Public zone: wingu.me — Gandi LiveDNS, managed as code by the public_dns role (vault.gandi.pat). Three-tier naming: infra <host>.boma.wingu.me (internal — the Phase-2 target; currently boma.baobab.band, see Internal zone above), services <service>.wingu.me (split-horizon), off-site <service>.askari.wingu.me. nyumbani is retired. Mesh/LAN-only by default: home services have no public record (reached over LAN or the NetBird mesh); only deliberate exceptions are published. The project is boma; the domain is wingu.me. The legacy baobab.band zone (Cloudflare) is out of scope here.

Split-horizon: dns1/dns2 serve internal answers for any hostname that has both a public and private face. Example: vaultwarden.wingu.me resolves to 10.20.0.12 (proxy) internally and to the public IP externally (the internal zone will be renamed to boma.wingu.me when the dns role is built — Phase 2).

OPNsense DNS resolver forwards boma.baobab.band queries to dns1/dns2. All other queries go upstream (e.g., 1.1.1.1, 9.9.9.9).


External monitoring — askari

askari (Hetzner VPS) is a peer on the NetBird mesh (ADR-016) and also hosts the self-hosted NetBird coordinator (management/signal/relay).
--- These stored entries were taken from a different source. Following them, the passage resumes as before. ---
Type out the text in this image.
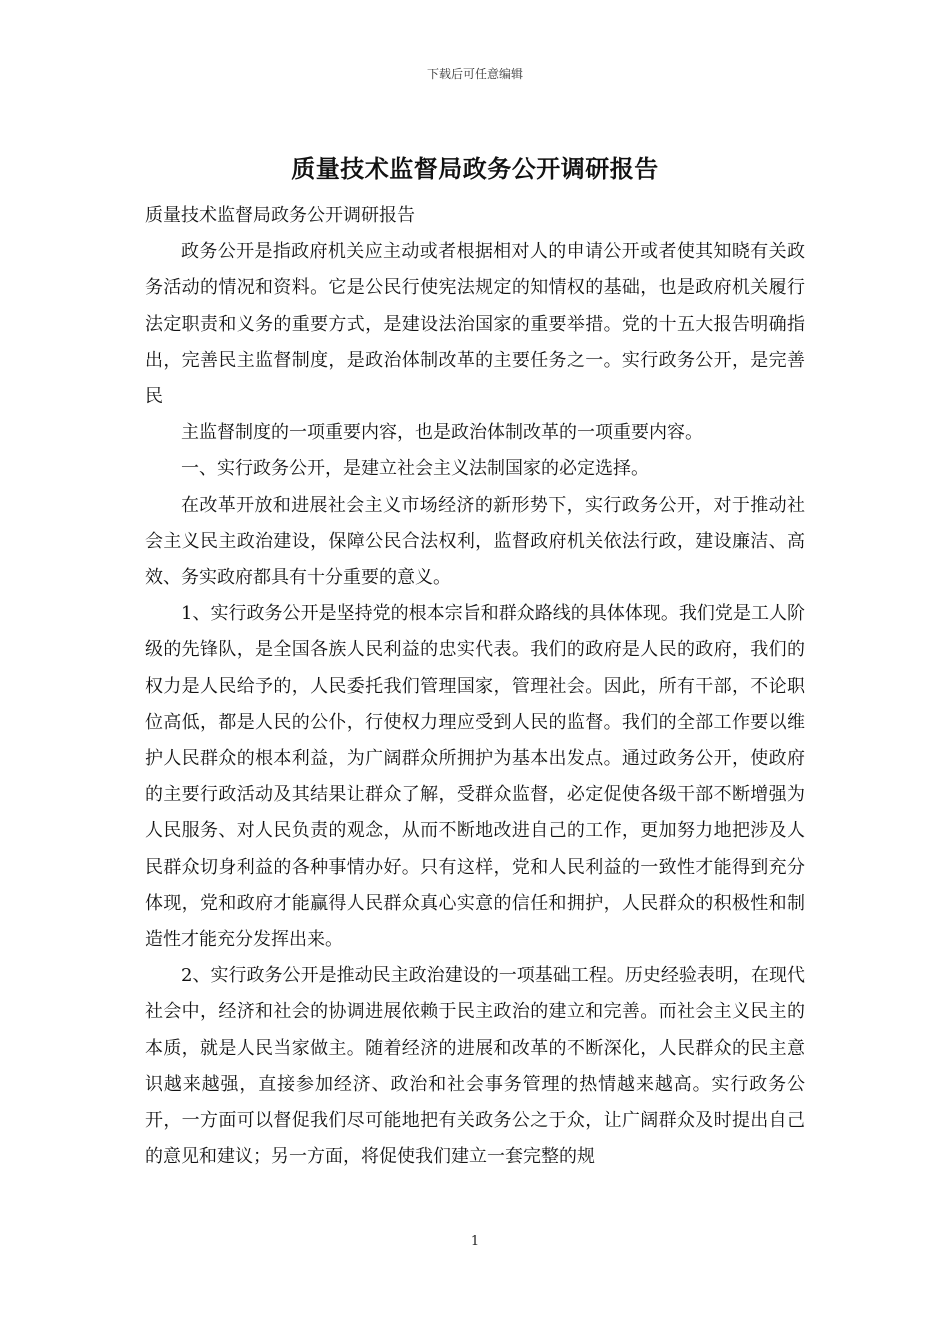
下载后可任意编辑
质量技术监督局政务公开调研报告

质量技术监督局政务公开调研报告

政务公开是指政府机关应主动或者根据相对人的申请公开或者使其知晓有关政务活动的情况和资料。它是公民行使宪法规定的知情权的基础，也是政府机关履行法定职责和义务的重要方式，是建设法治国家的重要举措。党的十五大报告明确指出，完善民主监督制度，是政治体制改革的主要任务之一。实行政务公开，是完善民

主监督制度的一项重要内容，也是政治体制改革的一项重要内容。

一、实行政务公开，是建立社会主义法制国家的必定选择。

在改革开放和进展社会主义市场经济的新形势下，实行政务公开，对于推动社会主义民主政治建设，保障公民合法权利，监督政府机关依法行政，建设廉洁、高效、务实政府都具有十分重要的意义。

1、实行政务公开是坚持党的根本宗旨和群众路线的具体体现。我们党是工人阶级的先锋队，是全国各族人民利益的忠实代表。我们的政府是人民的政府，我们的权力是人民给予的，人民委托我们管理国家，管理社会。因此，所有干部，不论职位高低，都是人民的公仆，行使权力理应受到人民的监督。我们的全部工作要以维护人民群众的根本利益，为广阔群众所拥护为基本出发点。通过政务公开，使政府的主要行政活动及其结果让群众了解，受群众监督，必定促使各级干部不断增强为人民服务、对人民负责的观念，从而不断地改进自己的工作，更加努力地把涉及人民群众切身利益的各种事情办好。只有这样，党和人民利益的一致性才能得到充分体现，党和政府才能赢得人民群众真心实意的信任和拥护，人民群众的积极性和制造性才能充分发挥出来。

2、实行政务公开是推动民主政治建设的一项基础工程。历史经验表明，在现代社会中，经济和社会的协调进展依赖于民主政治的建立和完善。而社会主义民主的本质，就是人民当家做主。随着经济的进展和改革的不断深化，人民群众的民主意识越来越强，直接参加经济、政治和社会事务管理的热情越来越高。实行政务公开，一方面可以督促我们尽可能地把有关政务公之于众，让广阔群众及时提出自己的意见和建议；另一方面，将促使我们建立一套完整的规

1
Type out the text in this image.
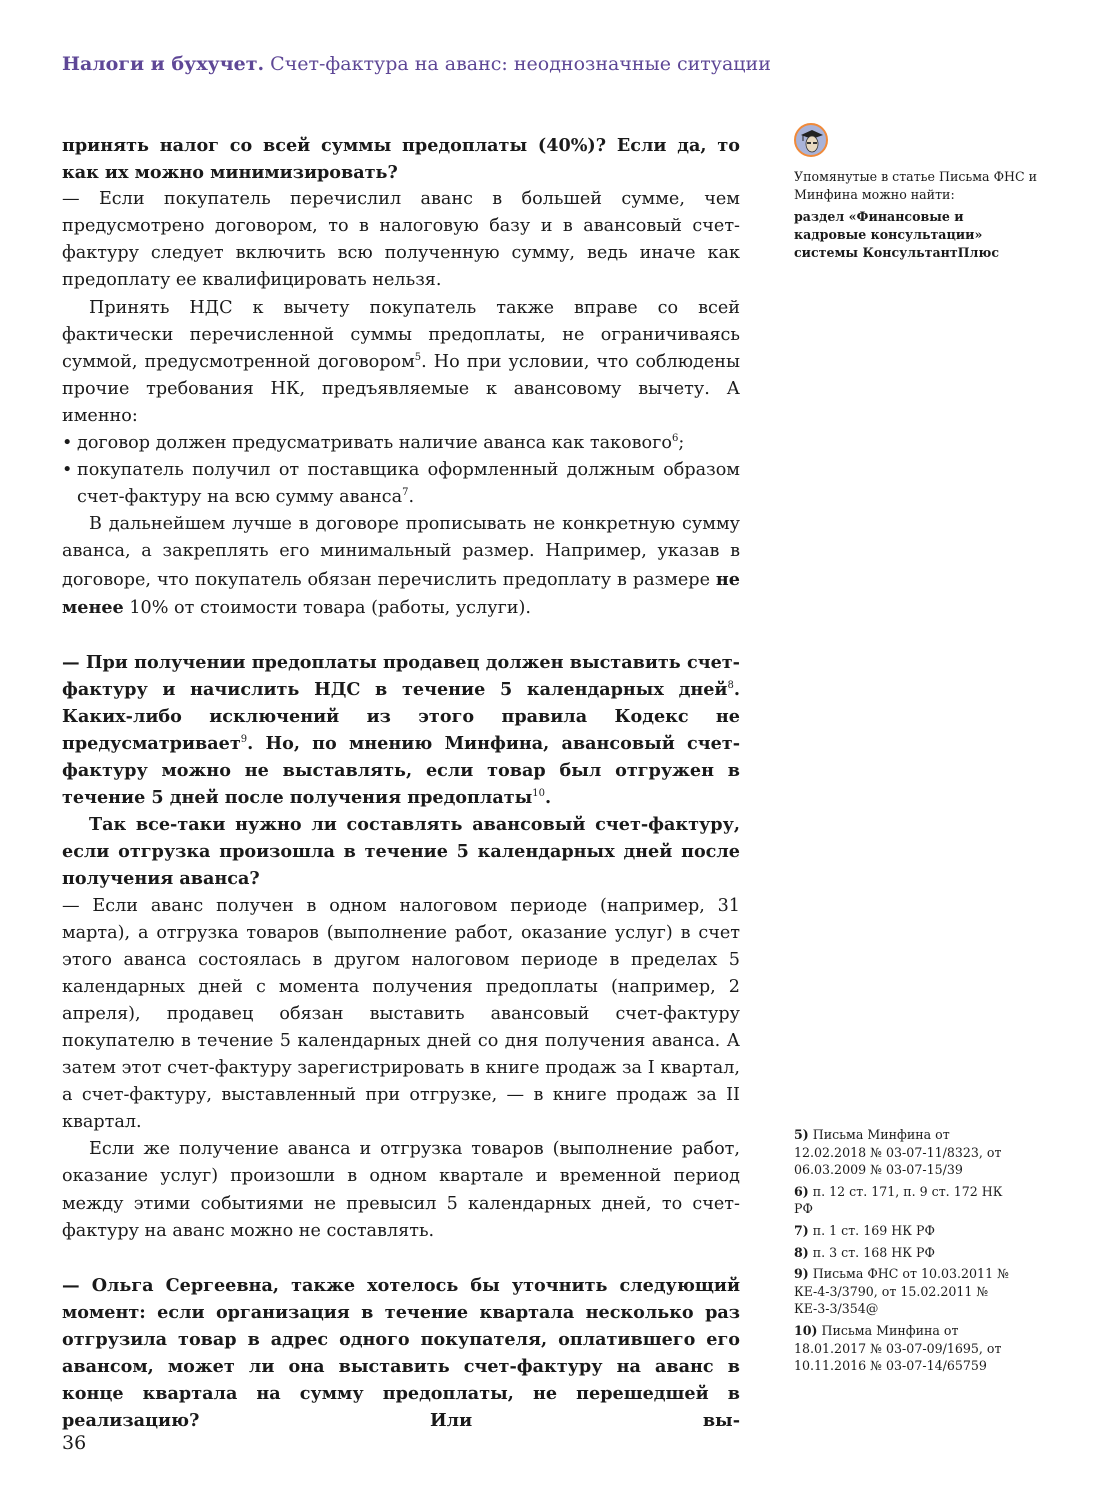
Налоги и бухучет. Счет-фактура на аванс: неоднозначные ситуации

принять налог со всей суммы предоплаты (40%)? Если да, то как их можно минимизировать?

— Если покупатель перечислил аванс в большей сумме, чем предусмотрено договором, то в налоговую базу и в авансовый счет-фактуру следует включить всю полученную сумму, ведь иначе как предоплату ее квалифицировать нельзя.

Принять НДС к вычету покупатель также вправе со всей фактически перечисленной суммы предоплаты, не ограничиваясь суммой, предусмотренной договором$^5$. Но при условии, что соблюдены прочие требования НК, предъявляемые к авансовому вычету. А именно:

• договор должен предусматривать наличие аванса как такового$^6$;

• покупатель получил от поставщика оформленный должным образом счет-фактуру на всю сумму аванса$^7$.

В дальнейшем лучше в договоре прописывать не конкретную сумму аванса, а закреплять его минимальный размер. Например, указав в договоре, что покупатель обязан перечислить предоплату в размере не менее 10% от стоимости товара (работы, услуги).

— При получении предоплаты продавец должен выставить счет-фактуру и начислить НДС в течение 5 календарных дней$^8$. Каких-либо исключений из этого правила Кодекс не предусматривает$^9$. Но, по мнению Минфина, авансовый счет-фактуру можно не выставлять, если товар был отгружен в течение 5 дней после получения предоплаты$^{10}$.

Так все-таки нужно ли составлять авансовый счет-фактуру, если отгрузка произошла в течение 5 календарных дней после получения аванса?

— Если аванс получен в одном налоговом периоде (например, 31 марта), а отгрузка товаров (выполнение работ, оказание услуг) в счет этого аванса состоялась в другом налоговом периоде в пределах 5 календарных дней с момента получения предоплаты (например, 2 апреля), продавец обязан выставить авансовый счет-фактуру покупателю в течение 5 календарных дней со дня получения аванса. А затем этот счет-фактуру зарегистрировать в книге продаж за I квартал, а счет-фактуру, выставленный при отгрузке, — в книге продаж за II квартал.

Если же получение аванса и отгрузка товаров (выполнение работ, оказание услуг) произошли в одном квартале и временной период между этими событиями не превысил 5 календарных дней, то счет-фактуру на аванс можно не составлять.

— Ольга Сергеевна, также хотелось бы уточнить следующий момент: если организация в течение квартала несколько раз отгрузила товар в адрес одного покупателя, оплатившего его авансом, может ли она выставить счет-фактуру на аванс в конце квартала на сумму предоплаты, не перешедшей в реализацию? Или вы-

Упомянутые в статье Письма ФНС и Минфина можно найти:
раздел «Финансовые и кадровые консультации» системы КонсультантПлюс
5) Письма Минфина от 12.02.2018 № 03-07-11/8323, от 06.03.2009 № 03-07-15/39
6) п. 12 ст. 171, п. 9 ст. 172 НК РФ
7) п. 1 ст. 169 НК РФ
8) п. 3 ст. 168 НК РФ
9) Письма ФНС от 10.03.2011 № КЕ-4-3/3790, от 15.02.2011 № КЕ-3-3/354@
10) Письма Минфина от 18.01.2017 № 03-07-09/1695, от 10.11.2016 № 03-07-14/65759
36
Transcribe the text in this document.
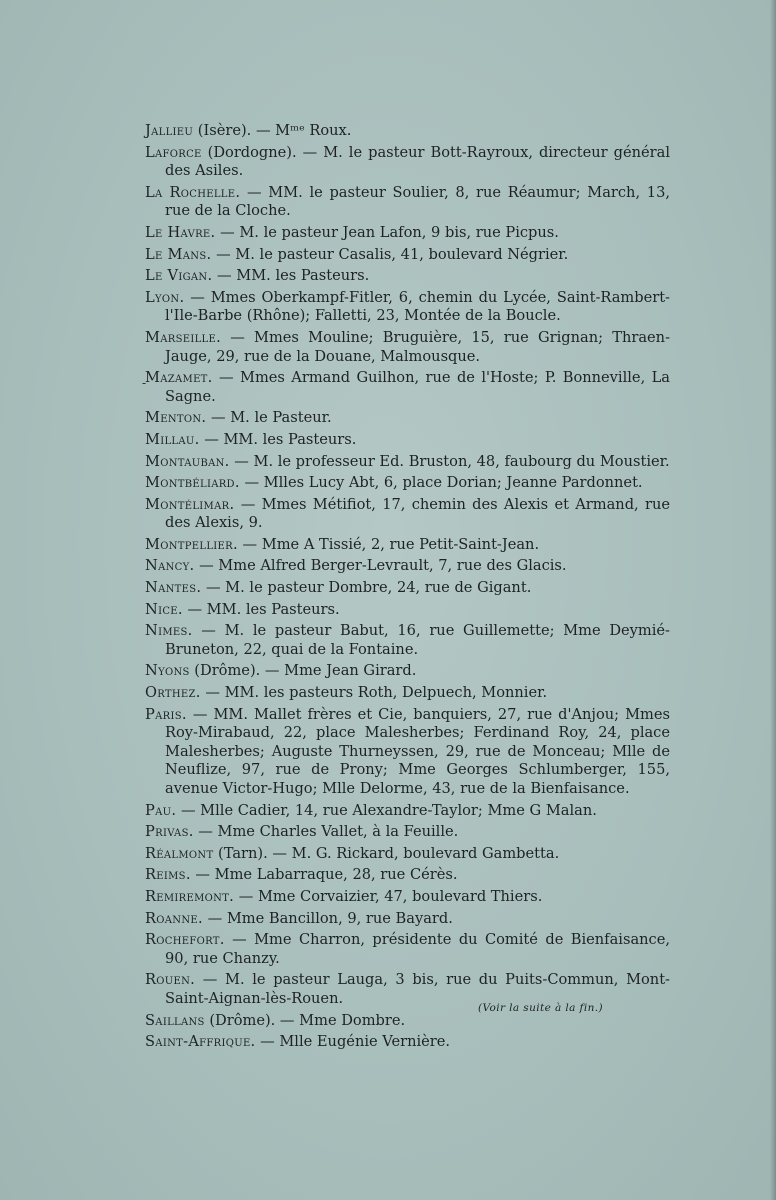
Jallieu (Isère). — Mᵐᵉ Roux.

Laforce (Dordogne). — M. le pasteur Bott-Rayroux, directeur général des Asiles.

La Rochelle. — MM. le pasteur Soulier, 8, rue Réaumur; March, 13, rue de la Cloche.

Le Havre. — M. le pasteur Jean Lafon, 9 bis, rue Picpus.

Le Mans. — M. le pasteur Casalis, 41, boulevard Négrier.

Le Vigan. — MM. les Pasteurs.

Lyon. — Mmes Oberkampf-Fitler, 6, chemin du Lycée, Saint-Rambert-l'Ile-Barbe (Rhône); Falletti, 23, Montée de la Boucle.

Marseille. — Mmes Mouline; Bruguière, 15, rue Grignan; Thraen-Jauge, 29, rue de la Douane, Malmousque.

Mazamet. — Mmes Armand Guilhon, rue de l'Hoste; P. Bonneville, La Sagne.

Menton. — M. le Pasteur.

Millau. — MM. les Pasteurs.

Montauban. — M. le professeur Ed. Bruston, 48, faubourg du Moustier.

Montbéliard. — Mlles Lucy Abt, 6, place Dorian; Jeanne Pardonnet.

Montélimar. — Mmes Métifiot, 17, chemin des Alexis et Armand, rue des Alexis, 9.

Montpellier. — Mme A Tissié, 2, rue Petit-Saint-Jean.

Nancy. — Mme Alfred Berger-Levrault, 7, rue des Glacis.

Nantes. — M. le pasteur Dombre, 24, rue de Gigant.

Nice. — MM. les Pasteurs.

Nimes. — M. le pasteur Babut, 16, rue Guillemette; Mme Deymié-Bruneton, 22, quai de la Fontaine.

Nyons (Drôme). — Mme Jean Girard.

Orthez. — MM. les pasteurs Roth, Delpuech, Monnier.

Paris. — MM. Mallet frères et Cie, banquiers, 27, rue d'Anjou; Mmes Roy-Mirabaud, 22, place Malesherbes; Ferdinand Roy, 24, place Malesherbes; Auguste Thurneyssen, 29, rue de Monceau; Mlle de Neuflize, 97, rue de Prony; Mme Georges Schlumberger, 155, avenue Victor-Hugo; Mlle Delorme, 43, rue de la Bienfaisance.

Pau. — Mlle Cadier, 14, rue Alexandre-Taylor; Mme G Malan.

Privas. — Mme Charles Vallet, à la Feuille.

Réalmont (Tarn). — M. G. Rickard, boulevard Gambetta.

Reims. — Mme Labarraque, 28, rue Cérès.

Remiremont. — Mme Corvaizier, 47, boulevard Thiers.

Roanne. — Mme Bancillon, 9, rue Bayard.

Rochefort. — Mme Charron, présidente du Comité de Bienfaisance, 90, rue Chanzy.

Rouen. — M. le pasteur Lauga, 3 bis, rue du Puits-Commun, Mont-Saint-Aignan-lès-Rouen.

Saillans (Drôme). — Mme Dombre.

Saint-Affrique. — Mlle Eugénie Vernière.

-
(Voir la suite à la fin.)
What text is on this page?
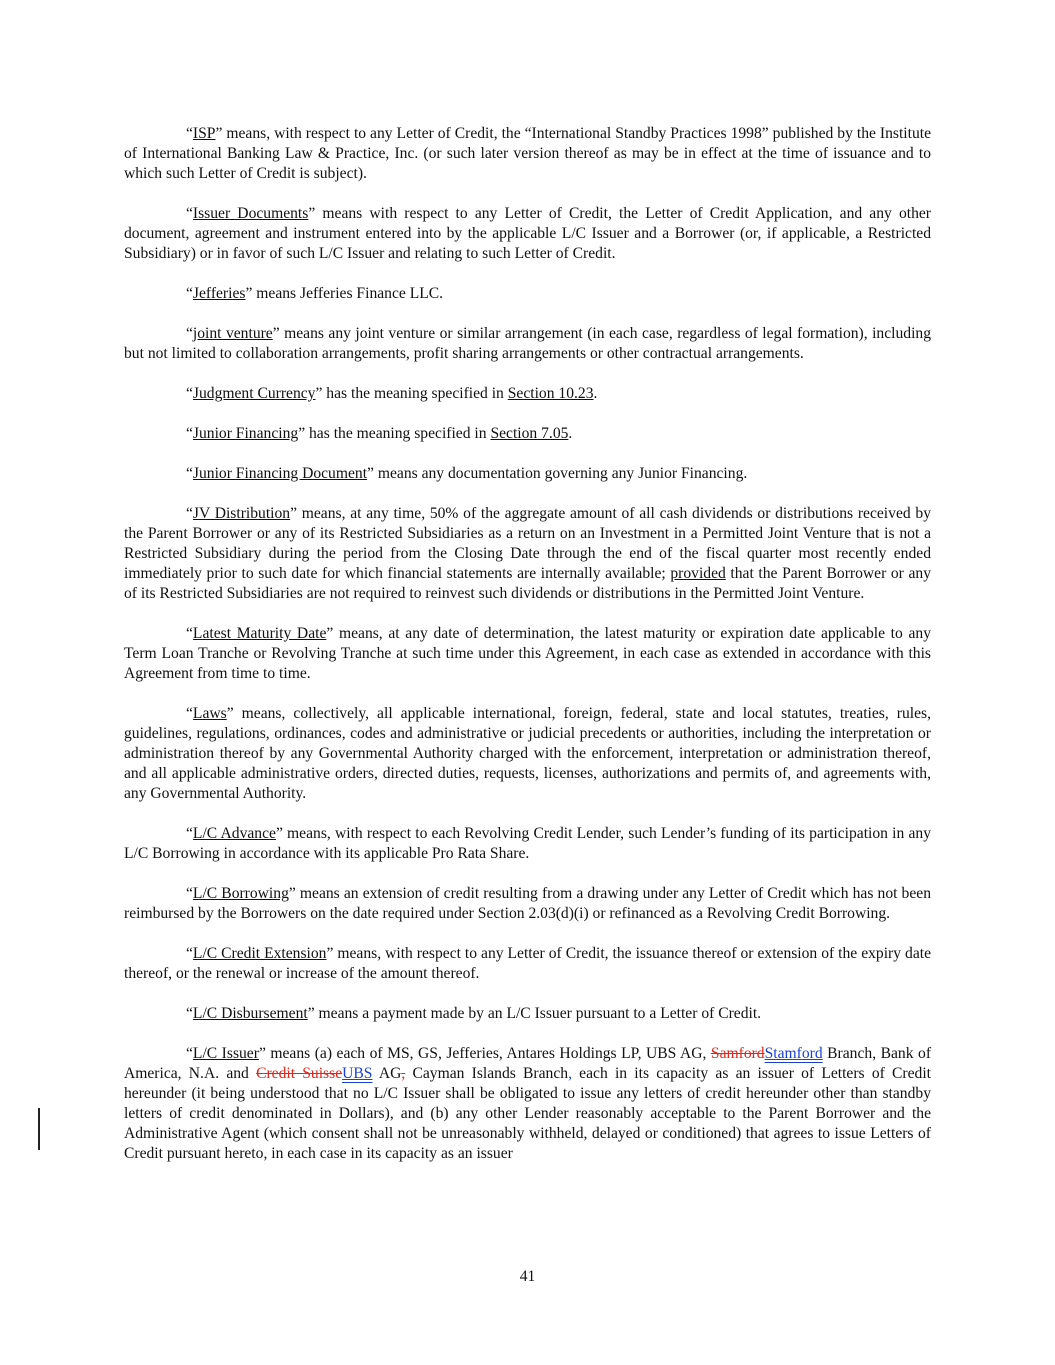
“ISP” means, with respect to any Letter of Credit, the “International Standby Practices 1998” published by the Institute of International Banking Law & Practice, Inc. (or such later version thereof as may be in effect at the time of issuance and to which such Letter of Credit is subject).

“Issuer Documents” means with respect to any Letter of Credit, the Letter of Credit Application, and any other document, agreement and instrument entered into by the applicable L/C Issuer and a Borrower (or, if applicable, a Restricted Subsidiary) or in favor of such L/C Issuer and relating to such Letter of Credit.

“Jefferies” means Jefferies Finance LLC.

“joint venture” means any joint venture or similar arrangement (in each case, regardless of legal formation), including but not limited to collaboration arrangements, profit sharing arrangements or other contractual arrangements.

“Judgment Currency” has the meaning specified in Section 10.23.

“Junior Financing” has the meaning specified in Section 7.05.

“Junior Financing Document” means any documentation governing any Junior Financing.

“JV Distribution” means, at any time, 50% of the aggregate amount of all cash dividends or distributions received by the Parent Borrower or any of its Restricted Subsidiaries as a return on an Investment in a Permitted Joint Venture that is not a Restricted Subsidiary during the period from the Closing Date through the end of the fiscal quarter most recently ended immediately prior to such date for which financial statements are internally available; provided that the Parent Borrower or any of its Restricted Subsidiaries are not required to reinvest such dividends or distributions in the Permitted Joint Venture.

“Latest Maturity Date” means, at any date of determination, the latest maturity or expiration date applicable to any Term Loan Tranche or Revolving Tranche at such time under this Agreement, in each case as extended in accordance with this Agreement from time to time.

“Laws” means, collectively, all applicable international, foreign, federal, state and local statutes, treaties, rules, guidelines, regulations, ordinances, codes and administrative or judicial precedents or authorities, including the interpretation or administration thereof by any Governmental Authority charged with the enforcement, interpretation or administration thereof, and all applicable administrative orders, directed duties, requests, licenses, authorizations and permits of, and agreements with, any Governmental Authority.

“L/C Advance” means, with respect to each Revolving Credit Lender, such Lender’s funding of its participation in any L/C Borrowing in accordance with its applicable Pro Rata Share.

“L/C Borrowing” means an extension of credit resulting from a drawing under any Letter of Credit which has not been reimbursed by the Borrowers on the date required under Section 2.03(d)(i) or refinanced as a Revolving Credit Borrowing.

“L/C Credit Extension” means, with respect to any Letter of Credit, the issuance thereof or extension of the expiry date thereof, or the renewal or increase of the amount thereof.

“L/C Disbursement” means a payment made by an L/C Issuer pursuant to a Letter of Credit.

“L/C Issuer” means (a) each of MS, GS, Jefferies, Antares Holdings LP, UBS AG, SamfordStamford Branch, Bank of America, N.A. and Credit SuisseUBS AG, Cayman Islands Branch, each in its capacity as an issuer of Letters of Credit hereunder (it being understood that no L/C Issuer shall be obligated to issue any letters of credit hereunder other than standby letters of credit denominated in Dollars), and (b) any other Lender reasonably acceptable to the Parent Borrower and the Administrative Agent (which consent shall not be unreasonably withheld, delayed or conditioned) that agrees to issue Letters of Credit pursuant hereto, in each case in its capacity as an issuer

41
It reaches srv metrics endpoints and mgmt for administration over the mesh, scoped by NetBird ACLs — no OPNsense WireGuard tunnel and no 10.99.0.0/24 routing.

askari is provisioned as Terraform IaC (hetznercloud/hcloud), managed independently of the Proxmox cluster (its own provider + local state in terraform/environments/offsite/). It must be reachable even when the homelab is down (its entire purpose), which is also why the mesh coordinator lives here: an off-site control plane survives a homelab outage. FQDN: askari.wingu.me (off-site tier; record added by public_dns when askari exists — M2/M4).


Consequences

Drawn from the implications already stated above:

  • VLAN 99 (vpn, 10.99.0.0/24) is retired and the subnet freed; remote access is carried by the self-hosted NetBird mesh instead of an OPNsense WireGuard subnet (VLAN design; IP addressing — VLAN 99 retired).
  • Mesh-peer firewall allowances (to srv metrics ports and mgmt) are enforced by NetBird ACLs, not OPNsense rules (OPNsense firewall rules (intent)).
  • IoT devices cannot initiate connections to srv; only Home Assistant at 10.20.0.13 may reach the IoT VLAN, with OPNsense Avahi bridging srviot for discovery (OPNsense firewall rules (intent)).
  • Terraform writes no DNS records; the Ansible dns role renders the internal zone from inventory plus group_vars, with dns1/dns2 serving split-horizon answers (DNS zones and split-horizon).
  • askari runs independently of the cluster so it survives a homelab outage, which is why the off-site NetBird control plane lives there (External monitoring — askari).